Sport

Aaron Judge, Mike Trout each homer twice; Yankees top Angels

NEW YORK — Mike Trout vs. Aaron Judge transformed a baseball game into a heavyweight slugfest.

Trout’s second home run of the game bounced off the back wall behind the Los Angeles Angels’ bullpen in left-center, giving Los Angeles a two-run, eighth-inning lead on a night when Judge had homered twice to put the New York Yankees ahead.

Only there was more drama after the pair of three-time MVPs each homered twice in the same game for the first time in 70 years.

Trent Grisham hit his second home run of the evening — and season — to tie the score in the ninth inning. Jose Caballero trotted home on Jordan Romano’s game-ending wild pitch that gave the Yankees a pulsating 11-10 win Monday and stopped a five-game losing streak.

“It was great. That’s baseball for you,” Trout said. “It’s what fans want, and to be able to see something like that, pretty cool.”

Only once before had a pair of three-time MVPs each homered twice in a game, according to STATS Perform.

After Stan Musial had gone deep twice, Roy Campanella hit a tying, three-run drive in the ninth for his second of the game, and Don Zimmer followed with a walk-off single to lead the Brooklyn Dodgers over the St. Louis Cardinals 9-8 at Ebbets Field on June 21, 1956.

And Trout nearly hit a third. He flied out to Cody Bellinger in front of the center-field wall, leaving the bases loaded in the fourth inning after the Angels tied the score with four unearned runs following Caballero’s error on Trout’s leadoff grounder to shortstop.

Judge had looked forward to crossing paths with Trout in a Yankee Stadium weight room.

“I was going to talk some smack to him after the one he hit all the way to the warning track,” Judge said, “but I didn’t get a chance to and then he answers right back with two big homers for him. You put that guy in a clutch situation, a big moment and he’s going to show up every single time, so it’s fun going back and forth with a guy like that, especially in New York and the Bronx.”

New York had lost five straight after an 8-2 start and had been 0-6 in one-run games.

The game featured seven home runs that traveled a total of 2,846 feet — more than half a mile — with the Yankees hitting five. Judge’s first went 456 feet into the left-field bleachers and left his bat at 116.2 mph, the hardest-hit home run of the season.

Grisham and Trout each had five RBIs, and Judge had three.

Baseball’s top four active home run leaders were all in the game. Judge, with 374, moved one ahead of teammate Paul Goldschmidt. New York slugger Giancarlo Stanton, who leads active players with 454, missed a homer by about a foot and had to settle for a double off the center-field wall in the fifth. Trout has 408 homers.

Trout, 34, won AL MVPs in 2014, ’16 and ’19 but has struggled with injuries for much of the past five seasons.

“He’s the greatest of all time.
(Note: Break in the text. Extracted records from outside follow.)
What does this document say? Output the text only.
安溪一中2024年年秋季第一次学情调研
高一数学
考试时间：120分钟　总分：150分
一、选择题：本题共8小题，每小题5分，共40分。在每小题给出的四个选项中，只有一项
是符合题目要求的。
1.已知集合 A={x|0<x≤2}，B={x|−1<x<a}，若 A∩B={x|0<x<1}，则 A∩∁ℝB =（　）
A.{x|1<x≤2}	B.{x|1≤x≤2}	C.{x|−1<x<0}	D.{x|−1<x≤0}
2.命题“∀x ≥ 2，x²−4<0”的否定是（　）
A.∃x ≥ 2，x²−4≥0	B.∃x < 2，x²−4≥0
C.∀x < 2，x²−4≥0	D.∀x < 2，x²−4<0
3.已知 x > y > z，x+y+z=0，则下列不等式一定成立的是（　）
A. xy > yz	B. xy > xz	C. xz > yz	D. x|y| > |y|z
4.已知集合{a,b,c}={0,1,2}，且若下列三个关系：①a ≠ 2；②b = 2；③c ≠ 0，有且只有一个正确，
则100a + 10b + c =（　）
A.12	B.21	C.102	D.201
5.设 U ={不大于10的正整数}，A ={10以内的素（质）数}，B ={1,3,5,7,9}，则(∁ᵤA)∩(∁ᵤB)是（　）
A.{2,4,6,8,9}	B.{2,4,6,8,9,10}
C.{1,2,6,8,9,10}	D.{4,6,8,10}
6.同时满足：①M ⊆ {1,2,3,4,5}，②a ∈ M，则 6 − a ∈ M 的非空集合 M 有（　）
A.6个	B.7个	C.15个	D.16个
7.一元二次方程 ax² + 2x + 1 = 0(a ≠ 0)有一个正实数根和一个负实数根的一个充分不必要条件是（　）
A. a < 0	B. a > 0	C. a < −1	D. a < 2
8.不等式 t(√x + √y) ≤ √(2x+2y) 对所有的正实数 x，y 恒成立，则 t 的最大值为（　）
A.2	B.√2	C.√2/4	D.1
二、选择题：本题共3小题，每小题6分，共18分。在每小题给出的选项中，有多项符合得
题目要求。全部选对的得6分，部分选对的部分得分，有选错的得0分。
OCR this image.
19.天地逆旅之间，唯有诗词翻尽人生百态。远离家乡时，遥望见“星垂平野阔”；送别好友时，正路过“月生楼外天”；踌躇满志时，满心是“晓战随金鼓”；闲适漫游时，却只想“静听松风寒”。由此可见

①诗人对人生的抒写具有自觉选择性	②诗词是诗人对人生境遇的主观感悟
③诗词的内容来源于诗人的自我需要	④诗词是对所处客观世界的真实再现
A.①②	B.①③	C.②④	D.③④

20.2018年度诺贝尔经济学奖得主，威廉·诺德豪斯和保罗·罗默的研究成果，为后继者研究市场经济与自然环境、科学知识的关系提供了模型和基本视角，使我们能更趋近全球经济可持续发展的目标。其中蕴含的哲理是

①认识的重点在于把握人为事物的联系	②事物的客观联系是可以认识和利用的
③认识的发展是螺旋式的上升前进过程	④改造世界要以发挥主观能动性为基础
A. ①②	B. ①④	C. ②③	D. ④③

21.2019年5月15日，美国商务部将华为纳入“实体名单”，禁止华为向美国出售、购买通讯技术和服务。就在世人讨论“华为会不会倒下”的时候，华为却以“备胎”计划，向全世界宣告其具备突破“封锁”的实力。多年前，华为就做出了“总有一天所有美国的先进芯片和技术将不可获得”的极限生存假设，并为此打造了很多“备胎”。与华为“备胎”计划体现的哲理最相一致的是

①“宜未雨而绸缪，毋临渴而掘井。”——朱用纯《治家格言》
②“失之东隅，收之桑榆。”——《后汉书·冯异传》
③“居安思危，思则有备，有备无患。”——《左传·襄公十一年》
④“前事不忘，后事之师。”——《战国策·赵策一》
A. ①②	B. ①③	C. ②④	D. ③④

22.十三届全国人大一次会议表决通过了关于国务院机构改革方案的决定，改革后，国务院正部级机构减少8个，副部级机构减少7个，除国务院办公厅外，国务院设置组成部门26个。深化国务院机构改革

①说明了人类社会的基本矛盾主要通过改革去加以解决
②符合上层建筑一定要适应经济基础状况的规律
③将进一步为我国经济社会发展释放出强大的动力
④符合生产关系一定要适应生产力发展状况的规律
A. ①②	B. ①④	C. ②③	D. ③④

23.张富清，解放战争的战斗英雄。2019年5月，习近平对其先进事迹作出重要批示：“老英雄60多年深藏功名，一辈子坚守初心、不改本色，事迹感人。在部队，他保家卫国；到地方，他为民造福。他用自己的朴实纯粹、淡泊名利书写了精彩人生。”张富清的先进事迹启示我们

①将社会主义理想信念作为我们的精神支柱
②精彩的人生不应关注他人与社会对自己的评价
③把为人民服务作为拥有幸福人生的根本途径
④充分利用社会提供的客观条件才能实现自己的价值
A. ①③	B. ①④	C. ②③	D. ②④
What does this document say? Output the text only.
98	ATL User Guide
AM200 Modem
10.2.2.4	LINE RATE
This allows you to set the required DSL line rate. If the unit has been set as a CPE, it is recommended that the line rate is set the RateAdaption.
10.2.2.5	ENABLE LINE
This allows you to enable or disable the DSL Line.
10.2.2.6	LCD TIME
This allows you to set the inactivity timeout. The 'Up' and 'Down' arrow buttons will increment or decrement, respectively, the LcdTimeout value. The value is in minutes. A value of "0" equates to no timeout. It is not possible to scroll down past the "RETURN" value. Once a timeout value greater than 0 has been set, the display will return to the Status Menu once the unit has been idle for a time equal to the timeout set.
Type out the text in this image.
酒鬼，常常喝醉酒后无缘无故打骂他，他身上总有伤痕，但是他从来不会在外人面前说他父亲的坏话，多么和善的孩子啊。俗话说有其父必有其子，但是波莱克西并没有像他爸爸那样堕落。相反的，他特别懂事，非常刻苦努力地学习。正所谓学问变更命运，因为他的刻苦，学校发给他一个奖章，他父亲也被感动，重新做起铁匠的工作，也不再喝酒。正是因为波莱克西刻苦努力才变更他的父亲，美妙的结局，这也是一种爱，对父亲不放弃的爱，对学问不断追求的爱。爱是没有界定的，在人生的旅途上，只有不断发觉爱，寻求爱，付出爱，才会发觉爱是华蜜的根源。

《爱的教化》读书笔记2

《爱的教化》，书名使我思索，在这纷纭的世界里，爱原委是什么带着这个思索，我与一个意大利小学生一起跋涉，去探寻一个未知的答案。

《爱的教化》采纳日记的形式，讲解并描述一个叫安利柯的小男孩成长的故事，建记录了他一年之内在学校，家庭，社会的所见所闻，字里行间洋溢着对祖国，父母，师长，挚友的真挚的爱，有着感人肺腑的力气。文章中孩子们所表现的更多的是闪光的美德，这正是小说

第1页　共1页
It’s been fun to watch his whole career, coming up at such a young age and instantly just putting yourself at the top of the list. It’s special,” Judge said.

Judge, who turns 34 on April 26, won AL MVPs in 2022, ’24 and ’25.

“Those are two of the greats, so it’s really fun to watch,” Yankees starter Will Warren said.

Judge and Caballero each hit a two-run homer off Yusei Kikuchi for a 4-0 second-inning lead on an unseasonably warm 77-degree night. After Caballero’s error led to the unearned runs off Warren, Grisham pinch hit in the fifth and connected on a three-run homer against Shaun Anderson for a 7-4 lead.

Trout countered with a three-run homer in the sixth against Jake Bird, who was demoted to Triple-A after the game.

Judge’s homer off Anderson to lead off the bottom of the sixth gave him 47 multihomer games, one more than Mickey Mantle and trailing only Babe Ruth’s 68 among Yankees.

“To be surrounded by some greats like that, it’s special,” Judge said.

Josh Lowe knotted the score at 8-8 with a seventh-inning sacrifice fly, and Trout’s two-run drive in the eighth off Camilo Doval put the Angels ahead 10-8 with his 31st multihomer game. Judge, watching from right field, shook his head.

“Every time he comes to the Bronx, man, he puts on a show,” Judge said. “I hate to see it, but it’s fun competing against a guy like that.”

Jazz Chisholm Jr. singled to start the ninth against Romano, and Grisham reached down and pulled a slider into the right-field seats as the closer put both hands on his head.

Caballero doubled and stole third without a throw. And after Austin Wells walked, Caballero scored when Romano bounced a full-count slider to Ryan McMahon to the backstop on the ninth pitch of the plate appearance.

New York had not won a game while allowing double-digit runs since beating Minnesota 14-12 on July 23, 2019.

Yankees manager Aaron Boone described his feelings as “tough … for the belly.”

Then, he switched his thoughts to his players. “You get a lead, then you get another lead, and then it’s gone,” he said. “For the guys, maybe it was good to have a game like that where it was a little messy.”